Contra el Viento
Es tan
fácil arrepentirnos de la decisión que tomamos en un momento, del error que
cometimos en aquel instante crucial que marcó para siempre nuestra vida. No es
que lo hiciéramos sin pensar, no. Reflexionamos mucho. Pusimos en marcha todas
nuestras neuronas. Nos tumbamos en la cama durante días, atentos al menos
sonido en nuestra cabeza, a la vibración de nuestra sangre, al más leve síntoma
de temor o de entusiasmo.
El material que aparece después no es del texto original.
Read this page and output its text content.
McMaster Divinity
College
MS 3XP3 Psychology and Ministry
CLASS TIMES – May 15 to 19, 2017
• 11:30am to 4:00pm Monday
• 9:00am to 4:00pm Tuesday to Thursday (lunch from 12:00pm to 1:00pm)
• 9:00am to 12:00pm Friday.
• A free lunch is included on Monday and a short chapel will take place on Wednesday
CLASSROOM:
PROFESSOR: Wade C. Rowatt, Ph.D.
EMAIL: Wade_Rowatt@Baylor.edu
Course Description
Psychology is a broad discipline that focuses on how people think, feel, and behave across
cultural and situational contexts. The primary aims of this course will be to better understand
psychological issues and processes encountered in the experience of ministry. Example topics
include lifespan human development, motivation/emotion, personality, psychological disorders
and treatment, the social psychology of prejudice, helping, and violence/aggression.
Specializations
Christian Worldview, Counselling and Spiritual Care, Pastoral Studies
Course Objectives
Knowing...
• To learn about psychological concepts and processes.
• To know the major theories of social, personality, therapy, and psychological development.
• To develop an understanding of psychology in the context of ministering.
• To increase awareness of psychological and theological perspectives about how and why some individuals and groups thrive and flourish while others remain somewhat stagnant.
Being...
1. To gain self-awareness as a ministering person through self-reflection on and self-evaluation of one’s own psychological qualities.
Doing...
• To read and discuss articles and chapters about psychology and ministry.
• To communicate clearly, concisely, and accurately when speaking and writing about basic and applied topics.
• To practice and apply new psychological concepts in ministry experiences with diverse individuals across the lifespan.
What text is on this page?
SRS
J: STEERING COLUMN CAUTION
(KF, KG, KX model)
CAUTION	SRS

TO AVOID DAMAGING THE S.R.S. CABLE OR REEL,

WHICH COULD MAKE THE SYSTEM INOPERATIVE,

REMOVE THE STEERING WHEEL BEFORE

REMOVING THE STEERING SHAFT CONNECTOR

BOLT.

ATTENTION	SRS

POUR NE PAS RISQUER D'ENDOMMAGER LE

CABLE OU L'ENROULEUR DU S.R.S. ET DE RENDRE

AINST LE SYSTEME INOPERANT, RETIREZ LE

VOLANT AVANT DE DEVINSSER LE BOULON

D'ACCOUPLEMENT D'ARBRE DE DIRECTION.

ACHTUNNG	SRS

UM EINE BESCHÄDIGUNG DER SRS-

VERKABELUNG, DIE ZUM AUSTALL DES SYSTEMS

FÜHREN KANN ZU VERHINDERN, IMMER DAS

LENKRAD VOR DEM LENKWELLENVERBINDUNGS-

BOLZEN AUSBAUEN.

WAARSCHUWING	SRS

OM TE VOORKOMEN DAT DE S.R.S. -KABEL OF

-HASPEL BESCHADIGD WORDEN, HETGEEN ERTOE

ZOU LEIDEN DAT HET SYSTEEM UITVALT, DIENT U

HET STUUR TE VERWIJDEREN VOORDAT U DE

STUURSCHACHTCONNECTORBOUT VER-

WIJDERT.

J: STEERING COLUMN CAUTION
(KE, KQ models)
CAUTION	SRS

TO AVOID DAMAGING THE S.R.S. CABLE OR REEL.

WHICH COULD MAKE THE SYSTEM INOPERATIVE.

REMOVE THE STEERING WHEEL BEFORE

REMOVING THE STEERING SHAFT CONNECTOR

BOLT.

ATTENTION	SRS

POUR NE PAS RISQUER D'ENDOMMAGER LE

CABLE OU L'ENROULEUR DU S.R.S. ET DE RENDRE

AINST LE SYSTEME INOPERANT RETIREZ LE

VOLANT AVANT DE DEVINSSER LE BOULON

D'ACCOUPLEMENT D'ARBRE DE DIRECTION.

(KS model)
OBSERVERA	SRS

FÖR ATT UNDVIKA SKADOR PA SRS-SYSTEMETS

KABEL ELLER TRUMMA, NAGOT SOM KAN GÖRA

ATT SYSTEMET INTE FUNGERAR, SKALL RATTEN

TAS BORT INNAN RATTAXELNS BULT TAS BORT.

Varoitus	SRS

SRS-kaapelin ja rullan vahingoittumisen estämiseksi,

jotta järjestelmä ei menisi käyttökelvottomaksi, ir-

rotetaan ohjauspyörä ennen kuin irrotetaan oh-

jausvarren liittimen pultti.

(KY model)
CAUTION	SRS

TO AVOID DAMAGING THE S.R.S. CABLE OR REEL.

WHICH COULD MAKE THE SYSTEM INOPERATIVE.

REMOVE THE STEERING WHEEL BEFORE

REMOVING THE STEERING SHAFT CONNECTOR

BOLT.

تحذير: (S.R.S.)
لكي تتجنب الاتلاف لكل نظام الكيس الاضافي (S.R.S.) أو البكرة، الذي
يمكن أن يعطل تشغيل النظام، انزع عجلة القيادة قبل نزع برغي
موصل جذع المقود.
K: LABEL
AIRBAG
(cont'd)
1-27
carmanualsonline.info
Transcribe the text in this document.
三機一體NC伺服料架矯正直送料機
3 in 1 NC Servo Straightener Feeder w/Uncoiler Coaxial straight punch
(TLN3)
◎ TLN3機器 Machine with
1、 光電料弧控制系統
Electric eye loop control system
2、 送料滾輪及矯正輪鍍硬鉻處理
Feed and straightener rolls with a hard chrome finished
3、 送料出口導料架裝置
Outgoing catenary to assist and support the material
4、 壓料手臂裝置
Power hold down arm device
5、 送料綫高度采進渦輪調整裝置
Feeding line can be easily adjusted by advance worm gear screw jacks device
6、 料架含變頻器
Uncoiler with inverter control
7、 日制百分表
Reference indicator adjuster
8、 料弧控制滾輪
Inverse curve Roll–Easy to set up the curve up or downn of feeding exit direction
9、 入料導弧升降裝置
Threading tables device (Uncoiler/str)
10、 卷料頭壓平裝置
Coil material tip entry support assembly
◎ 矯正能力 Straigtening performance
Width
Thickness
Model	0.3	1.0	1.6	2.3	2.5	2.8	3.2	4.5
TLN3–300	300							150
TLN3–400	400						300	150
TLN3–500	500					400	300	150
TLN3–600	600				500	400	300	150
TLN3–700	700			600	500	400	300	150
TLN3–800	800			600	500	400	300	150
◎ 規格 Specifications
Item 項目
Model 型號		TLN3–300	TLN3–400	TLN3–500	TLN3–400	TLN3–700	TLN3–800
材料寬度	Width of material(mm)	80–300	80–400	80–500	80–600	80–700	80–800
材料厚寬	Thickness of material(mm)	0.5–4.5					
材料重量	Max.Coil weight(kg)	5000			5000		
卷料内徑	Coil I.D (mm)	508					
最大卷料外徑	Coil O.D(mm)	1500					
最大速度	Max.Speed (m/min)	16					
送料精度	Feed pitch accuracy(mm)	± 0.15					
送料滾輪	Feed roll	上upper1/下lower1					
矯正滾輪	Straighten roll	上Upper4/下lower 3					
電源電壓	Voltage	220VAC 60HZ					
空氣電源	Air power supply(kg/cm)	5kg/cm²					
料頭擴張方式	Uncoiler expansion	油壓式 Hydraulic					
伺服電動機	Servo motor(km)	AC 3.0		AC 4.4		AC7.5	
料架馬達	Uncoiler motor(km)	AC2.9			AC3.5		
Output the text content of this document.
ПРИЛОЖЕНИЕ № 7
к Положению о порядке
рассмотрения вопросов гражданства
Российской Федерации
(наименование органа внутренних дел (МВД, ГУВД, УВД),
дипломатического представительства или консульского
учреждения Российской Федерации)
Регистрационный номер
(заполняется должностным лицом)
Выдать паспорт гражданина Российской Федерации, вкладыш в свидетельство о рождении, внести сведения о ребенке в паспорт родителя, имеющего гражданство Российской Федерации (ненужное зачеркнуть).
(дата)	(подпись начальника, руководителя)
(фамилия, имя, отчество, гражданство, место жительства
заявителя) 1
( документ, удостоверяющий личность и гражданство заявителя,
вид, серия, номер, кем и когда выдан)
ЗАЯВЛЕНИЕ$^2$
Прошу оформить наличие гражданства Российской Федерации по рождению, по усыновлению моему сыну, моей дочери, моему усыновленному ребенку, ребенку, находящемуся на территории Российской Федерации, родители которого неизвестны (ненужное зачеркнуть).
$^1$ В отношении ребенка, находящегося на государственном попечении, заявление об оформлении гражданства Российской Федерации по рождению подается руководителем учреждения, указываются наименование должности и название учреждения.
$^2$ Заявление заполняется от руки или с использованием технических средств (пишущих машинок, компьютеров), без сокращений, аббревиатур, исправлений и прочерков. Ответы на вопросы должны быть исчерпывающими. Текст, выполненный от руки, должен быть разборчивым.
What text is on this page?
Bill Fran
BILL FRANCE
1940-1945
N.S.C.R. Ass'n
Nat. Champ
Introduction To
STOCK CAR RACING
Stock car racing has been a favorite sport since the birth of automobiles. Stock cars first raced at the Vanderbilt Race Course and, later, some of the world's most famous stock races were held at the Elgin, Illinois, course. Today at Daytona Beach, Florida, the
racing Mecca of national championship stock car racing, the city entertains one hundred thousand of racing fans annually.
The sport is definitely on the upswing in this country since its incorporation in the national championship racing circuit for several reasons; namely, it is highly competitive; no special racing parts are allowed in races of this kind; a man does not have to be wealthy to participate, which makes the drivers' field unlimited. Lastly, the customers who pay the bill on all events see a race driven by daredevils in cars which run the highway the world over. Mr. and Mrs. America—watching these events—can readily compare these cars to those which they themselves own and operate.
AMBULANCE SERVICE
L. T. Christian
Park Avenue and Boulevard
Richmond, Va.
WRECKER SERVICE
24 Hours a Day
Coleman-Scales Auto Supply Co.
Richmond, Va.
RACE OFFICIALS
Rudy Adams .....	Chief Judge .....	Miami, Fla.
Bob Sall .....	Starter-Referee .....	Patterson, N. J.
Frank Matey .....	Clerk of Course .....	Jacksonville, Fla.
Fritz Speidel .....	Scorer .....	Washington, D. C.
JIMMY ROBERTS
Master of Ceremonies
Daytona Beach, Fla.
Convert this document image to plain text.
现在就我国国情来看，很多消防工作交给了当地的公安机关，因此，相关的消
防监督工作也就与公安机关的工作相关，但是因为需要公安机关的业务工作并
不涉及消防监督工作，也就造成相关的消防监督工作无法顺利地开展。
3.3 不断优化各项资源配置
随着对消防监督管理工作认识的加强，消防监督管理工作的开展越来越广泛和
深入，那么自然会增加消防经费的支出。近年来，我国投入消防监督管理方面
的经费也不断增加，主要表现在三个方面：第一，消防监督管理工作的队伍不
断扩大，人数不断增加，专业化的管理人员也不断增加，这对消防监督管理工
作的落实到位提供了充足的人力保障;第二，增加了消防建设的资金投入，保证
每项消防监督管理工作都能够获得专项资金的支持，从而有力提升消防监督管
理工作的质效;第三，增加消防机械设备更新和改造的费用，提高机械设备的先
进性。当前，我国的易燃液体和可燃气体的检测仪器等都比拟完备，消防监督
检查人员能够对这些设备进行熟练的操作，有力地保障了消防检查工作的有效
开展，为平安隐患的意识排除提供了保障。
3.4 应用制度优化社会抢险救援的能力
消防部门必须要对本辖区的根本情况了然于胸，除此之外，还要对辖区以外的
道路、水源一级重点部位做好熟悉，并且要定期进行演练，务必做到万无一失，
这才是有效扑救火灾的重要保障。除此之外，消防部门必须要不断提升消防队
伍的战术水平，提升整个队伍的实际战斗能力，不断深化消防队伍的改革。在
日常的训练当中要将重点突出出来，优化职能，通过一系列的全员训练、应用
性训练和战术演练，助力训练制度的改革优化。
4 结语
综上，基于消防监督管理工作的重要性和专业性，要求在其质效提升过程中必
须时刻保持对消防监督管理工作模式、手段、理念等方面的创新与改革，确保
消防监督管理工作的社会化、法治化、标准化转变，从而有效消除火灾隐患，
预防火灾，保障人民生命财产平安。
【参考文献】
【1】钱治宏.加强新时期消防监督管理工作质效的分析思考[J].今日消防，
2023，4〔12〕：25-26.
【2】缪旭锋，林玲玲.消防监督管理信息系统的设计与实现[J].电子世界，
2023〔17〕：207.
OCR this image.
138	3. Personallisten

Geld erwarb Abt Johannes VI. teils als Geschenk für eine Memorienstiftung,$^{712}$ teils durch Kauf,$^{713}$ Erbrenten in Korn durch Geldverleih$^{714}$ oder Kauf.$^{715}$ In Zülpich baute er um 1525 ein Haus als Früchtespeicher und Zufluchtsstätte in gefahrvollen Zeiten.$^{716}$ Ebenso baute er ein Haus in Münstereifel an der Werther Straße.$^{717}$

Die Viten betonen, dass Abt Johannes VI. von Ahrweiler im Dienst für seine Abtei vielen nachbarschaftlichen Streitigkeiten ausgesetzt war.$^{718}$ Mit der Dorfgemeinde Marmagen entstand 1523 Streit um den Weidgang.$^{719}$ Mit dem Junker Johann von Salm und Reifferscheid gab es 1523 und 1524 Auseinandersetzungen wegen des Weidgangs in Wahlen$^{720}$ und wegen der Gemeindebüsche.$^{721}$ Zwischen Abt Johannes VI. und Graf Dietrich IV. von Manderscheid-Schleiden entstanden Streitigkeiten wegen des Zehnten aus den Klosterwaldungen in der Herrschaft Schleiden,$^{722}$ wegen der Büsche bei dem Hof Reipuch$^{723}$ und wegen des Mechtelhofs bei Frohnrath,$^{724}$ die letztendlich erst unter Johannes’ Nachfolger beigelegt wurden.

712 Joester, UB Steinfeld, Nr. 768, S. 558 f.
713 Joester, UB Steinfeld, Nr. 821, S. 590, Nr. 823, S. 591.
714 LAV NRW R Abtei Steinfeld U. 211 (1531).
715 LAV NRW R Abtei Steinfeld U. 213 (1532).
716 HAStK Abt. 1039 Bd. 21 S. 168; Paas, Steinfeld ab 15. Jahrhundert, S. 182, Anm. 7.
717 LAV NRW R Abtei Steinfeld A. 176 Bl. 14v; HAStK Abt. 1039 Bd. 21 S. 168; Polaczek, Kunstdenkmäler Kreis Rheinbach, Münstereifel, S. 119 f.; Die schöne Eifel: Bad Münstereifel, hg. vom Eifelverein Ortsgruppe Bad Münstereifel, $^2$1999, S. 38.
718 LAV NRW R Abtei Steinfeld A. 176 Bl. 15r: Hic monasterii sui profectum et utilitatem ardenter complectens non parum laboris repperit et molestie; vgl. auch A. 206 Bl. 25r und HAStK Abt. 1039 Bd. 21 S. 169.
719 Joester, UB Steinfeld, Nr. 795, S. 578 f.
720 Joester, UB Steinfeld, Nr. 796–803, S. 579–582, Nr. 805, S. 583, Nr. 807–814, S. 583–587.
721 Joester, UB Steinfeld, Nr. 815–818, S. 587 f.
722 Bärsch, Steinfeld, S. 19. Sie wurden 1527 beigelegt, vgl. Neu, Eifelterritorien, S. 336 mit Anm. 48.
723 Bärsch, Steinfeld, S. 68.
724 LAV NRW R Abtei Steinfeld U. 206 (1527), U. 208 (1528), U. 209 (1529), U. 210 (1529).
Lo decidimos
meditadamente, imaginando la secuencia de hechos que ocurrirían después
de nuestra elección, pasos firmes y claros que nos conducirán a un lugar
luminoso y estable: acepto casarme con este hombre porque le quiero y le querré
para siempre, estudiaré esta carrera porque podré ganar mucho dinero, rechazó
ese trabajo porque debo mudarme de ciudad y no quiero perder este aire ni la
perpetua visión de los mismos edificios y los mismos árboles creciendo tímidos
sobre los alcornoques de la calle ni la compañía cálida de mis amigos cada
noche en el mismo bar.
Pensamos,
medimos las consecuencias, imaginamos o no. O tomamos la decisión guiados por
el impulso, un arrebato repentino que nos pone el cuerpo en tensión, la
sacudida inesperada de los nervios, un pálpito brutal en el pecho, una opresión
en la boca del estomago. Una luz que se nos enciende refulgente en el cerebro y
lo ilumina todo. No importa. Lo más probable es que nos equivoquemos. La vida
seguirá su curso al margen de nuestros planes, como si un grupo de dioses
burlones entretuvieran su absurda eternidad en las alturas soplando sobre
nosotros, enredando las cosas, complicando las situaciones, retorciendo los
sentimientos. El hombre al que jurábamos querer para toda la vida terminará por
convertirse en un ser inmundo al que detestamos. La profesión para la que nos
preparamos esforzadamente habrá pasado de moda cuando hayamos acabado nuestros
estudios. La ciudad que no queríamos abandonar se transformara a toda
velocidad, hasta que no la reconozcamos, y nuestros amigos se irán para siempre
y el bar cerrará sus puertas y desaparecerá su recuerdo, como si nunca hubiera
existido.
La vida
tomará su propio impulso, girara sobre sí misma, dará volteretas, irá hacia
arriba o abajo repentinamente, enloquecida, brutal y nos empujará a su
capricho, hacía el paraíso o el abismo, al margen de nuestro esfuerzo y
nuestros méritos. Es mentira todo lo que cuentan: nuestros actos no tienen
consecuencias. Solo son un derrochó de energía, una salpicadura de patéticos
intentos por aferrarnos a algo perdurable, la satisfacción, el bienestar, la
comodidad…creamos familias, construimos casas, levantamos negocios, nos dejamos
la piel en cada gesto, y todo se desmorona en un instante, sin que podamos
hacer nada por retenerlo. O, por el contrario, vemos como surge a nuestro
alrededor un espacio bendito sin que nosotros hayamos movido un dedo a su
favor, partiendo de la nada y sosteniendo en nuestra nada interior, en nuestra
desidia o nuestra maldad que resbalar sobre el mundo, como si a él no le
importase en absoluto nuestra manera de acariciarlo o de agredirlo.